What Makes It Unique Polar’s most distinctive technical choice is positioning itself as the merchant of record in an open source package — the compliance infrastructure (tax jurisdiction detection via IPinfo, Stripe Tax integration, VAT ID validation via python-stdnum) is part of the open codebase, not a black box. The event-to-meter pipeline is particularly well engineered: raw events flow through Tinybird for aggregation, meter filters support arbitrary property expressions, and the billing engine converts meter readings into billing entries that get attached to subscription cycles. The benefit grant architecture is extensible by design, with a registry pattern allowing new benefit types (GitHub repos, Discord roles, license keys, file access) to be added without modifying core billing code.

Self-Hosting

Polar is licensed under the Apache License 2.0, one of the most permissive open source licenses available. You can use it commercially, modify it, distribute it, and even offer it as a hosted service without sharing your changes. There are no copyleft requirements and no restrictions on how the software is used in a commercial context. The only obligations are preserving copyright notices and the license file. This means you can self-host Polar as part of a commercial product or internal infrastructure without any licensing fees or compliance concerns.
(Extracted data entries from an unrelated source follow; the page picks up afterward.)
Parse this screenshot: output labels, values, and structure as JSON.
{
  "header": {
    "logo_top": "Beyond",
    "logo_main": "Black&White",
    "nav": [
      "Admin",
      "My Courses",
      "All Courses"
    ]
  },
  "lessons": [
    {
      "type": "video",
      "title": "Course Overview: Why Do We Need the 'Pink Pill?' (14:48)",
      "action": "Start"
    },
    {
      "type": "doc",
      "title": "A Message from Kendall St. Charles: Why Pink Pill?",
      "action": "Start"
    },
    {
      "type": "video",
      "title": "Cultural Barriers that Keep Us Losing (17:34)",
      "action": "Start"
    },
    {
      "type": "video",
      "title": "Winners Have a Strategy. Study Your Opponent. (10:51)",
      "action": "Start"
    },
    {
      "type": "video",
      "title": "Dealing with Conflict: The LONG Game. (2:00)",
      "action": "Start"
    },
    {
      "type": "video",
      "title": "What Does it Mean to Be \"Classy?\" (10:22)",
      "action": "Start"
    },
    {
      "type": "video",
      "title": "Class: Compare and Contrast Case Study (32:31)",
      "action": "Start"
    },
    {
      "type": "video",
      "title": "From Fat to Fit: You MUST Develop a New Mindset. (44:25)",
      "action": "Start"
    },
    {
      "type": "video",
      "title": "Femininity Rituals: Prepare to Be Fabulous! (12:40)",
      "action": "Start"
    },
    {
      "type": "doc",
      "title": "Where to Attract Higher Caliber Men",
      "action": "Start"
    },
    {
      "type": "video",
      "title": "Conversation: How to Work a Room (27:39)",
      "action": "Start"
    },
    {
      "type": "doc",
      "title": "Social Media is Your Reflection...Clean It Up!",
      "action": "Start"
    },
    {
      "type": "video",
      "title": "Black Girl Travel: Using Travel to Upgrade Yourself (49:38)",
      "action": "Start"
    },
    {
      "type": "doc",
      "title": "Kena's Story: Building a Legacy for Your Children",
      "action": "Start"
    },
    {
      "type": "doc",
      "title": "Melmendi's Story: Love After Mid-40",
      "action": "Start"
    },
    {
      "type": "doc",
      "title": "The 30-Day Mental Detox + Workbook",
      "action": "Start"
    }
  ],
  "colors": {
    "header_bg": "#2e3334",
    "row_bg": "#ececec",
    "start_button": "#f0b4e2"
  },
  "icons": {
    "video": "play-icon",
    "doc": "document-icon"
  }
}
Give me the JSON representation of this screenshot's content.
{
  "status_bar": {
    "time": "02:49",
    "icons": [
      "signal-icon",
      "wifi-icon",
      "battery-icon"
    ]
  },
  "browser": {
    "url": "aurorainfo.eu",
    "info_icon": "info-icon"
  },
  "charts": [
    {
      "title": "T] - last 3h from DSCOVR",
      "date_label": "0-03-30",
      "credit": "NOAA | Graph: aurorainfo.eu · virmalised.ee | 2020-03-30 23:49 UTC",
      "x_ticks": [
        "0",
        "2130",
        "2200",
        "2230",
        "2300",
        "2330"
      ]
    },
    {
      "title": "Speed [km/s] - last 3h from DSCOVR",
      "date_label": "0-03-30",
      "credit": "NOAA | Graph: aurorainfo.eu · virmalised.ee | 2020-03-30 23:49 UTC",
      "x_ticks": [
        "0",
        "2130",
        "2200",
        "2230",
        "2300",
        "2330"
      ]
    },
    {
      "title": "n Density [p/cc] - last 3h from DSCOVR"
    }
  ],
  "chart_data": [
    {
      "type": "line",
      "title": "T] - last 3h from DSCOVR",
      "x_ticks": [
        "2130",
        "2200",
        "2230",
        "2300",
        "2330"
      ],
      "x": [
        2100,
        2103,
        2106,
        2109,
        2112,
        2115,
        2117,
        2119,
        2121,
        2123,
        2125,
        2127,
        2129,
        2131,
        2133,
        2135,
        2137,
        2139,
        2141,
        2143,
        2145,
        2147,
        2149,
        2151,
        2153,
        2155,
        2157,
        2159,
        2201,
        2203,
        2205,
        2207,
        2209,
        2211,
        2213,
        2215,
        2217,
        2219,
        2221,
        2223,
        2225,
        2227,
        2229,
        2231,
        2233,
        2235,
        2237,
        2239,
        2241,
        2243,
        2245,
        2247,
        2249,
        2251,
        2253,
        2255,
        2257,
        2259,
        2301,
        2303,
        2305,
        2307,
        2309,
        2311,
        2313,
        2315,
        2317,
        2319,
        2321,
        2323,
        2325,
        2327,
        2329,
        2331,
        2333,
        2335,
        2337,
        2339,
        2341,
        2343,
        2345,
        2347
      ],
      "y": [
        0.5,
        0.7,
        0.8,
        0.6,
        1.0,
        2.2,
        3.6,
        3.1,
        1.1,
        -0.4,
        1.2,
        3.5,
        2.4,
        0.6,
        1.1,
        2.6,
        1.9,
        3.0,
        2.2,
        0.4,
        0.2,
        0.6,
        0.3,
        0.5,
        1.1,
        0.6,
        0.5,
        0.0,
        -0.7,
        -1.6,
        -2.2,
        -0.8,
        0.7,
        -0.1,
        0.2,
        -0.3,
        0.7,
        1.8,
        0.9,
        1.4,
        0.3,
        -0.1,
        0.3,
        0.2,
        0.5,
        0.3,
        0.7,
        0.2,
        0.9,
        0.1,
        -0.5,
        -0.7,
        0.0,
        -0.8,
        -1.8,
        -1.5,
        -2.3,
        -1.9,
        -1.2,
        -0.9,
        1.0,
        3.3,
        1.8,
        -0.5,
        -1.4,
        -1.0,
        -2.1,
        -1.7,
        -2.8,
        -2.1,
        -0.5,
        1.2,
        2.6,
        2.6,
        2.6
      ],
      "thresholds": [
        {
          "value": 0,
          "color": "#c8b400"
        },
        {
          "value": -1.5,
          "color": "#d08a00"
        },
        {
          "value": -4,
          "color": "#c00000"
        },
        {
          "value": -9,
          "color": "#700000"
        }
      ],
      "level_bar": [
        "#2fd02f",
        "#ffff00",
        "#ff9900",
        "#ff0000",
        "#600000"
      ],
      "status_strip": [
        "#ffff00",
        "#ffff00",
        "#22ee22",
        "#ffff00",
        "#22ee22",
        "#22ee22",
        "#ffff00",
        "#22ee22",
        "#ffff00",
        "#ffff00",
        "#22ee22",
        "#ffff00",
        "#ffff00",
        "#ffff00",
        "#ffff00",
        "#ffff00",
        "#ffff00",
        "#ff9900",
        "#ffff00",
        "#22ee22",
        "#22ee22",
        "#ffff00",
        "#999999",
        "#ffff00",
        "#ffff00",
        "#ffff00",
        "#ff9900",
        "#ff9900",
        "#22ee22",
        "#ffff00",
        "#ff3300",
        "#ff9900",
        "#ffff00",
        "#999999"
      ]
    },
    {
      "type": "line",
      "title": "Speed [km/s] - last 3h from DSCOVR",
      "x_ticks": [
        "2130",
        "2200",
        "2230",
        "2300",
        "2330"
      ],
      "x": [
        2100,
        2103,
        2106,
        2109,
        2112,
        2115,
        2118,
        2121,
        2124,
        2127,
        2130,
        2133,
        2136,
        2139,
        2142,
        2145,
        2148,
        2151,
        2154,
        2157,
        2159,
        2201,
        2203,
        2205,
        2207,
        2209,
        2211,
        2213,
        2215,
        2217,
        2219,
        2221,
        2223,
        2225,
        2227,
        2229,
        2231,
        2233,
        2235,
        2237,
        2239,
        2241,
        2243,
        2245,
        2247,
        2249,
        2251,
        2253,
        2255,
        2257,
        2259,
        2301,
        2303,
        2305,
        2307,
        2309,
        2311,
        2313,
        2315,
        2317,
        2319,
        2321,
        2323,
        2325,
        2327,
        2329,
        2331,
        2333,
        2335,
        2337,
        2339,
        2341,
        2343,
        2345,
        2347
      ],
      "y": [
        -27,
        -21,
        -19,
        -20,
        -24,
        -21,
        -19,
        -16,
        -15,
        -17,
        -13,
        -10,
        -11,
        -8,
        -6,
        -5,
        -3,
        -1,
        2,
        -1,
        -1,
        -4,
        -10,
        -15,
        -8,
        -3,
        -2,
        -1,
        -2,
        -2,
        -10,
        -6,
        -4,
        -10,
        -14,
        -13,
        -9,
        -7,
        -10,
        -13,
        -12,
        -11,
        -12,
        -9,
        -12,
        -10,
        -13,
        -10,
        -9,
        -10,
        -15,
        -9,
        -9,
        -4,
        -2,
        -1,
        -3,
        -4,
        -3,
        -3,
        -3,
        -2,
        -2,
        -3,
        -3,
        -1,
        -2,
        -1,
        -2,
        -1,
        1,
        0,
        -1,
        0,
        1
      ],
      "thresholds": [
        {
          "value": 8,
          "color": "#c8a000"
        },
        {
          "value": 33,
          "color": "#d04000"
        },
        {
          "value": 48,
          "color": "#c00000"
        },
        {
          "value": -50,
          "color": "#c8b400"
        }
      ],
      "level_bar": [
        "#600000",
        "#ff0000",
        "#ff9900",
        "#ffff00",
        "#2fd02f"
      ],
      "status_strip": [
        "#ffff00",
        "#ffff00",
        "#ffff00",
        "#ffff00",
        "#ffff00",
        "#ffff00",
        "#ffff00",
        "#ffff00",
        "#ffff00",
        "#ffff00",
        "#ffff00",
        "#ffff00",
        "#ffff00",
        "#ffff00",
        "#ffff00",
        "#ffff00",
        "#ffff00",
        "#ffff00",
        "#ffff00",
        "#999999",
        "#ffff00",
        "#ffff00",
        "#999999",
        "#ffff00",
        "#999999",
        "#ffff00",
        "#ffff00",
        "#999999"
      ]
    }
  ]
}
Running Polar yourself requires meaningful infrastructure: a PostgreSQL database, a Redis instance, S3-compatible object storage, and a Stripe account (you will be the merchant of record, not Polar). The backend runs as a containerized FastAPI application with a separate Dramatiq worker process for background jobs. You will also need a Tinybird account if you want the usage-based metering pipeline to work at scale, since the event aggregation layer depends on their API. The team provides Docker Compose configuration for local development, but production deployments will require your own infrastructure management including database migrations, worker scaling, and observability setup.

The primary trade-off when self-hosting is that you become the merchant of record yourself — meaning you are responsible for tax compliance, VAT registration, and remittance in every jurisdiction where you have customers. The hosted polar.sh service absorbs all of that complexity. Self-hosting also means no managed support, no SLA, and no automatic updates — you are on your own for security patches and migrations. The hosted tier starts at 5% plus 50 cents per transaction, with optional paid plans (Pro, Growth, Scale) offering lower rates; that fee can be thought of as the price of outsourcing the entire financial and compliance layer.